LAFAYETTE, La. — Arkansas State coach Blake Anderson talked around the subject while Louisiana coach Mark Hudspeth avoided it completely.

LAFAYETTE, La. — Arkansas State coach Blake Anderson talked around the subject while Louisiana coach Mark Hudspeth avoided it completely.

Both know what’s at stake. Both know the importance of the outcome. Neither wants to fire the first shot.

No bother.

The road to a Sun Belt Conference championship winds through the swamplands of southern Louisiana to Cajun Field this evening for one of the most important games of the season when three-time defending league champion Arkansas State meets preseason favorite UL.

Kickoff is 7 p.m. The game will be broadcast nationally on ESPN2.

Despite the obvious situation, Anderson downplayed tonight’s matchup as just another week in the Belt.

"It’s the next of one of the 12 (on the schedule) and it’s a team that handed us our tail pretty good last year from what I can tell," the first-year ASU coach said. "It’s a team that everybody picked to be the conference champs, but that’s all it is. It’s just one of the games that’s left."

Oh well. So much for the big buildup of a showdown between Sun Belt contenders.

Hudspeth isn’t putting all of his eggs in the basket, either.

"Our season goal going in was to be 2-0 in conference, and now we have a new goal, to be 3-0 in the conference," Hudspeth said of the matchup. "It’s a one-game season.
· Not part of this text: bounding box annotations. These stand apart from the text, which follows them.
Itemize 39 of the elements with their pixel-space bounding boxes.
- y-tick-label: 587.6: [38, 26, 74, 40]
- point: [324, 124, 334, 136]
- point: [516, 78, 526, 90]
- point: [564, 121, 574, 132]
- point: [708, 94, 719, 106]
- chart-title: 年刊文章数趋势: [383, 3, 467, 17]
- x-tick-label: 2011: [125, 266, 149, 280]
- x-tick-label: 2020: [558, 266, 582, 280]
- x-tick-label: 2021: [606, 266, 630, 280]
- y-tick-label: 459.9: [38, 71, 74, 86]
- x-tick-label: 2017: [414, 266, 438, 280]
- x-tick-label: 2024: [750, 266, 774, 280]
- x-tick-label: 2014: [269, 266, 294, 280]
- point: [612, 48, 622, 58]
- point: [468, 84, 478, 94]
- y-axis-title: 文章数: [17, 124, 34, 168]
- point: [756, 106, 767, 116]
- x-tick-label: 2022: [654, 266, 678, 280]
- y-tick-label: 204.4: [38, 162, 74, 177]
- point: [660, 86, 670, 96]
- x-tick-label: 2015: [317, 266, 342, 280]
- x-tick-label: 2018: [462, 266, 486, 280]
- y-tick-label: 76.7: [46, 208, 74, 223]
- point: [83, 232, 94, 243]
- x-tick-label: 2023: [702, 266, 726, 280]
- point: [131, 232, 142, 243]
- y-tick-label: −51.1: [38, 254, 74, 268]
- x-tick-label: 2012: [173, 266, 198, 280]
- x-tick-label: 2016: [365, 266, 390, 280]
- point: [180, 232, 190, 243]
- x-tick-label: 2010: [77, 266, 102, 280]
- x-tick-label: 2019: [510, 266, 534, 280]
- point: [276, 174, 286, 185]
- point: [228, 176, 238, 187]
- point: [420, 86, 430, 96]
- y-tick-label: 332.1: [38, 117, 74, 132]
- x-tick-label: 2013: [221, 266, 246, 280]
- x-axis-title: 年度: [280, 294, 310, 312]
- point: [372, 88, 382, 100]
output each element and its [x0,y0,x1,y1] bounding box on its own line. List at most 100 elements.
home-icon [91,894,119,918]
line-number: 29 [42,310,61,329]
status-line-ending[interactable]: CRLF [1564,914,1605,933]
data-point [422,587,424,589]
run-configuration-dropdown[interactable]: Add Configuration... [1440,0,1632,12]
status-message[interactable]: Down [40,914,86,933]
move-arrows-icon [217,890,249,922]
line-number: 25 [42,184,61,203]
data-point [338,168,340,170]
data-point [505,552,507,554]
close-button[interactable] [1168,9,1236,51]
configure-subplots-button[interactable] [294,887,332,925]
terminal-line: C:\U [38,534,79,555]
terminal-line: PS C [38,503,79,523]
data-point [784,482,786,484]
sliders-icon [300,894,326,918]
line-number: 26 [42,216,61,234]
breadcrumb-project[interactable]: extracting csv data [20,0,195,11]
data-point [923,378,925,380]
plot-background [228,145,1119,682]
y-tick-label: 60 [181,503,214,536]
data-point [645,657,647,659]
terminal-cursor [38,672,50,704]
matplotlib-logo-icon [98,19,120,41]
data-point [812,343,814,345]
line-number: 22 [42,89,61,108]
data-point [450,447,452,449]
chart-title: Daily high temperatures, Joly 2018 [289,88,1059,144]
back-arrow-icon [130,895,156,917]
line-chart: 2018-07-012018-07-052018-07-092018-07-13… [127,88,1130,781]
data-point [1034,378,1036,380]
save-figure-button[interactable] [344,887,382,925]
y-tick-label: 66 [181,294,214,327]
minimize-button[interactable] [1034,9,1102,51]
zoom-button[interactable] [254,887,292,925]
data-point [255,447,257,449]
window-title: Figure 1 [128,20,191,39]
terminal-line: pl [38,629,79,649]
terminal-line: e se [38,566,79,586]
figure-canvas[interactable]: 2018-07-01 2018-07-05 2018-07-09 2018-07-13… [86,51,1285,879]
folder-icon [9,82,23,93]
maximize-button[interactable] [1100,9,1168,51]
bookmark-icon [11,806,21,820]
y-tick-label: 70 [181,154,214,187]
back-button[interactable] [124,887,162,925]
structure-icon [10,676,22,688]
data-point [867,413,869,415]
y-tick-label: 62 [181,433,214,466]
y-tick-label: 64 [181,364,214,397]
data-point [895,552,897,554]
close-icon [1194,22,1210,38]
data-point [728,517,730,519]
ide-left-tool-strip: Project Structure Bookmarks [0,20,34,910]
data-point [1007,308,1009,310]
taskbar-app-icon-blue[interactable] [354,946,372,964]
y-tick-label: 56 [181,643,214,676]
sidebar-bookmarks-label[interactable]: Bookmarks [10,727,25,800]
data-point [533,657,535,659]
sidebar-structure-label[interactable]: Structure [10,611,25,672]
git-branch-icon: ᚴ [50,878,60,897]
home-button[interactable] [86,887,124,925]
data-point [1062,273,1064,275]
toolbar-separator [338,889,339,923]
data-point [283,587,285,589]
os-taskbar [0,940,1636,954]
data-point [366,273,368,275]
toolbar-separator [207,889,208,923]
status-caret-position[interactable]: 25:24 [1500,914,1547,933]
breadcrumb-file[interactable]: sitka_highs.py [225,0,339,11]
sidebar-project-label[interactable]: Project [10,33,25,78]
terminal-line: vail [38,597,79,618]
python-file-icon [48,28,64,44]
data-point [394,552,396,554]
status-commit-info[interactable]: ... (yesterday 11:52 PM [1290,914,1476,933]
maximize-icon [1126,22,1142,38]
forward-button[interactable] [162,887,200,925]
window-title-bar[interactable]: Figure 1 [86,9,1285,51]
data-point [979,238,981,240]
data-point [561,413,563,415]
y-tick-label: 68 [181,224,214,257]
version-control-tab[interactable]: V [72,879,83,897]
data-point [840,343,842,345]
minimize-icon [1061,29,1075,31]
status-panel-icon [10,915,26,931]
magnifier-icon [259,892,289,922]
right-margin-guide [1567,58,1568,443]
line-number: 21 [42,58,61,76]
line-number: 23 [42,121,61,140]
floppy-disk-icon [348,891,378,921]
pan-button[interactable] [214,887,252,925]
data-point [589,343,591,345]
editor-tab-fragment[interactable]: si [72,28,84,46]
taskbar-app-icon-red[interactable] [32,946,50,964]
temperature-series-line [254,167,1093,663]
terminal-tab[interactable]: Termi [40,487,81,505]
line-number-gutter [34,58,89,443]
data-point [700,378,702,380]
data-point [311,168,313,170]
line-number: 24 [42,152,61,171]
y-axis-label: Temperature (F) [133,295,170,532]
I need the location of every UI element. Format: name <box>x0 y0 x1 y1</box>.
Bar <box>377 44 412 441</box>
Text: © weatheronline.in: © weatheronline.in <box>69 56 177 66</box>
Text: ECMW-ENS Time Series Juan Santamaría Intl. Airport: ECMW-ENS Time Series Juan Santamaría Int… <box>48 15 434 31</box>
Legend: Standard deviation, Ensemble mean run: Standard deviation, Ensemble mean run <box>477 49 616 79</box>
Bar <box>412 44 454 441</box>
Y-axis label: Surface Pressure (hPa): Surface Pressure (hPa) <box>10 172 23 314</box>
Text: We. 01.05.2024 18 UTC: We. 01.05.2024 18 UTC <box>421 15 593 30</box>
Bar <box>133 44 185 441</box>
Whatever we find to do to be effective, that’s what we intend to do."

So the coaches aren’t diving into the hype. But the numbers suggest it should be as important, if not more so, as any game this season in determining the conference race.

Arkansas State (4-2 overall, 2-0 Sun Belt) has won three straight, including league wins over Louisiana-Monroe and Georgia State.

The Red Wolves lead the Sun Belt in total defense and rank third in total offense. They’re also coming in confident after throttling Georgia State 52-10.

Even Anderson won’t deny that.

"All in all, it was our most complete game," Anderson said.

Louisiana (3-3, 2-0) stumbled at the start of the season, losing three of its first four games while giving up 36 points a game. But the Cajuns have recovered nicely, winning their last two games, including a 34-10 blowout at Texas State one week ago.

UL ranks in the bottom half of most key categories in the Sun Belt overall, including ninth in total offense and eighth in total defense. The Cajuns are producing 461 yards offense and 34 points a game, but are giving up 425 yards and 31 points a game.

Anderson says the statistics are only good for clouding one’s judgment. He’s sure the Cajuns are better than the numbers suggest.

"They were picked to win the conference for a reason," Anderson said. "They’re athletic. It will be a huge challenge to travel down there and play at their place. We are going to have to eliminate the mistakes we made last week, and take a better energy level to their place."

While Anderson is keeping his thoughts to himself about the implications of tonight’s matchup, the Red Wolves are thinking quite a bit differently.

ASU quarterback Fredi Knighten, who is coming off the two best performances of his career, said it’s a championship game in his mind.

"I can’t speak for the other players on the team, but for me personally, I’m treating it like it’s a championship game," Knighten said. "It’s one of those games that can make or break a season."

Last year’s meeting had the very same early-season hype. But as it turned out, the outcome didn’t have the impact that was expected.

Louisiana bullied ASU in a midweek game that was also broadcast on national television, winning 23-7. But the two teams ended up tied for the Sun Belt title at the end of the season with 6-2 league records.

That loss still sticks with the Red Wolves.

"We all remember what happened last year on ESPN, on national television," said ASU sophomore Xavier Woodson, who made his first career start that night. "We basically want to get revenge. We don’t want have the same thing happen again."

Asked about the implications of tonight’s game, ASU linebacker Qushaun Lee didn’t seem nearly as interested about the Sun Belt Conference race angle as he is paying the Ragin’ Cajuns back.

"This game has importance to it just because we lost to them last year," Lee said.

Arkansas State running back Michael Gordon figures to be a key piece of the Red Wolves’ attack this evening.

Since coming back from injury, Gordon has been nearly unstoppable. He ran for 168 yards against Louisiana-Monroe, then piled up 188 yards and two touchdowns at Georgia State.

Gordon didn’t get to play in last year’s contest, but he’s just as motivated as ever. As far as the winner getting the upper hand in the Sun Belt race, Gordon isn’t concerned.

"Really, we are the masters of our own fate," Gordon said. "If we go out and play football like we should, everything will take care of itself."